The boundary between reality and the digital interface is becoming increasingly thin. The joint efforts of American scientists and Meta engineers have led to the creation of a technology capable of predicting exactly where a person will look in three-dimensional space, even before they turn their head. The new algorithm works in advance, forecasting the trajectory of attention several seconds ahead.

RBC-Ukraine reports this, citing materials from a scientific paper presented at the CVPR computer vision conference in Denver. The development radically changes the approach to creating interfaces for wearable electronics.

From Flat Images to Living Space

The key innovation lies in abandoning the analysis of static two-dimensional images in favor of full-scale modeling of human behavior in a real environment. The author of the study is Fiona Ryan, a graduate student at the School of Interactive Computing at Georgia Tech. She created the first 3D platform for predicting "scanpaths" — eye movement trajectories — based on first-person video.

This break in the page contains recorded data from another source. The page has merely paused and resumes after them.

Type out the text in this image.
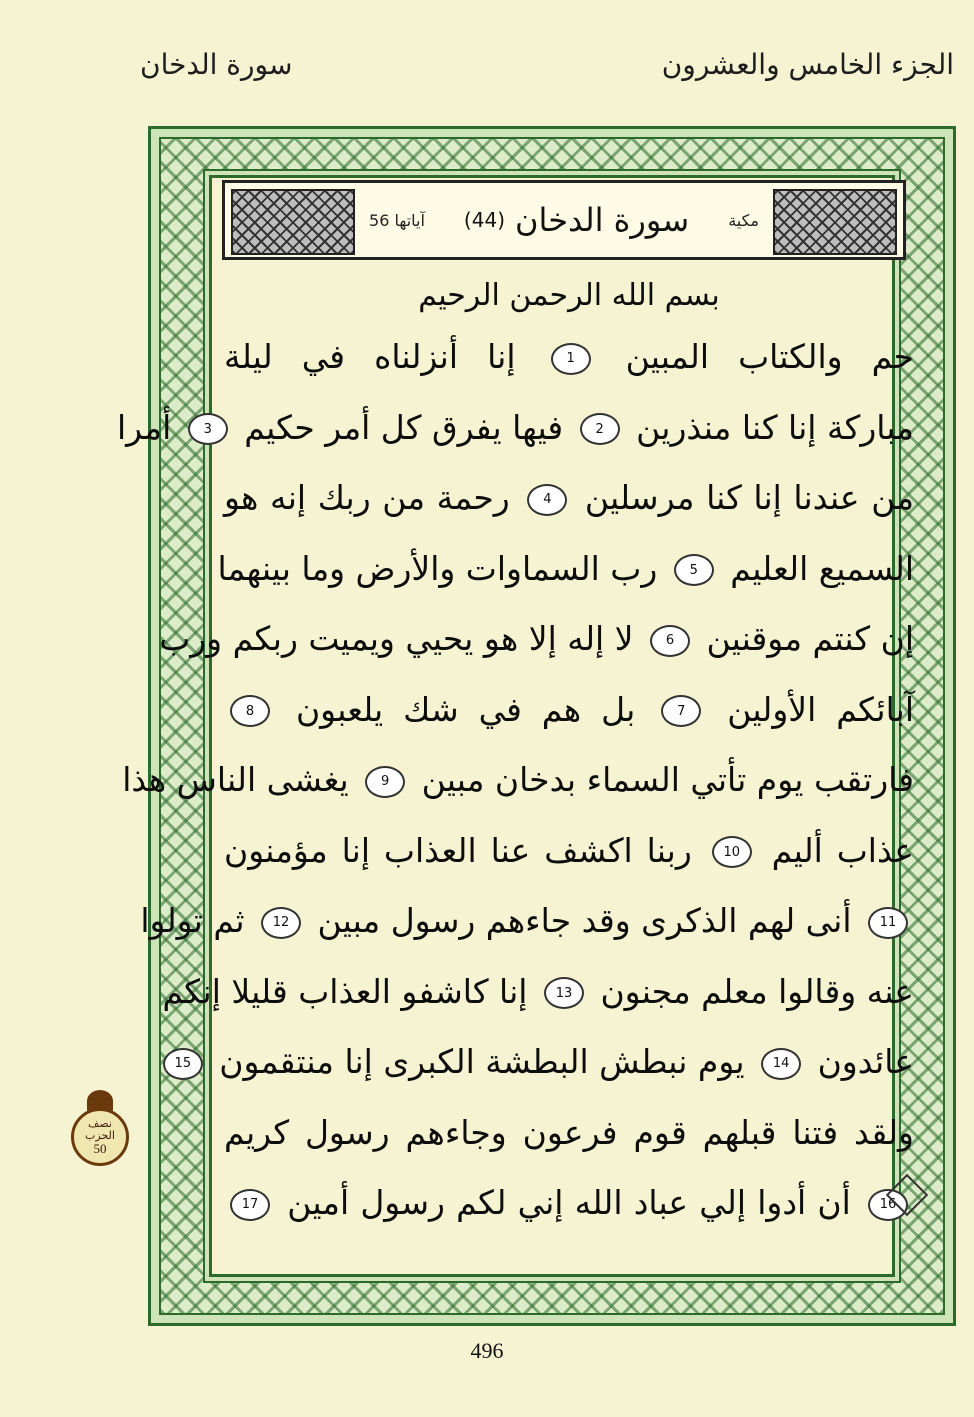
الجزء الخامس والعشرون
سورة الدخان
مكية
سورة الدخان
(44)
آياتها 56
بسم الله الرحمن الرحيم
حم والكتاب المبين 1 إنا أنزلناه في ليلة
مباركة إنا كنا منذرين 2 فيها يفرق كل أمر حكيم 3 أمرا
من عندنا إنا كنا مرسلين 4 رحمة من ربك إنه هو
السميع العليم 5 رب السماوات والأرض وما بينهما
إن كنتم موقنين 6 لا إله إلا هو يحيي ويميت ربكم ورب
آبائكم الأولين 7 بل هم في شك يلعبون 8
فارتقب يوم تأتي السماء بدخان مبين 9 يغشى الناس هذا
عذاب أليم 10 ربنا اكشف عنا العذاب إنا مؤمنون
11 أنى لهم الذكرى وقد جاءهم رسول مبين 12 ثم تولوا
عنه وقالوا معلم مجنون 13 إنا كاشفو العذاب قليلا إنكم
عائدون 14 يوم نبطش البطشة الكبرى إنا منتقمون 15
ولقد فتنا قبلهم قوم فرعون وجاءهم رسول كريم
16 أن أدوا إلي عباد الله إني لكم رسول أمين 17
نصف
الحزب
50
496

"Since humans live in a three-dimensional world and are constantly in motion, standard 2D image analysis metrics cannot work effectively in a portable device like smart glasses," the scientist explains the essence of the problem.

The new algorithm views the attention vector as a sequence of gaze fixations that depend directly on the user's current goal. The system analyzes the context of actions: if it detects that a hand is reaching for a cup of coffee, it automatically calculates the operator's next step — searching for a place to put that cup.

Training on "Digital Twins"

The researcher performed the bulk of the practical work during an internship at Meta. To train the artificial intelligence, a specialized dataset called Aria Digital Twin was used. This dataset contains thousands of hours of first-person video recordings capturing everyday human interaction with objects within an apartment. The video is combined with high-precision 3D reconstruction of the entire room.

Thanks to this approach, developers were able to obtain the ideal coordinates of the actual gaze direction and match them with the geometry of the space, creating a reference model for training the neural network.

Eliminating Latency and Perspectives

At the current stage, the software is capable of stably predicting the direction of gaze an average of 3 seconds into the future. In certain simple scenarios, this figure reaches 10 seconds. This time interval is sufficient for the AR glasses' graphics processor to proactively generate (render) the necessary virtual hints or interface elements precisely in the zone where the person is about to look.

"This completely eliminates the image lag effect," notes Fiona Ryan, highlighting the main advantage of the technology for user comfort.

In the future, developers plan to integrate deeper contextual scenarios into the model — understanding exactly what the person is doing at the moment. This will allow for narrowing down prediction options during prolonged concentration on a single object.

The potential of the technology goes far beyond consumer electronics. In robotics, the algorithm can be used to train machines, allowing robots to copy natural human perception when performing household or industrial tasks.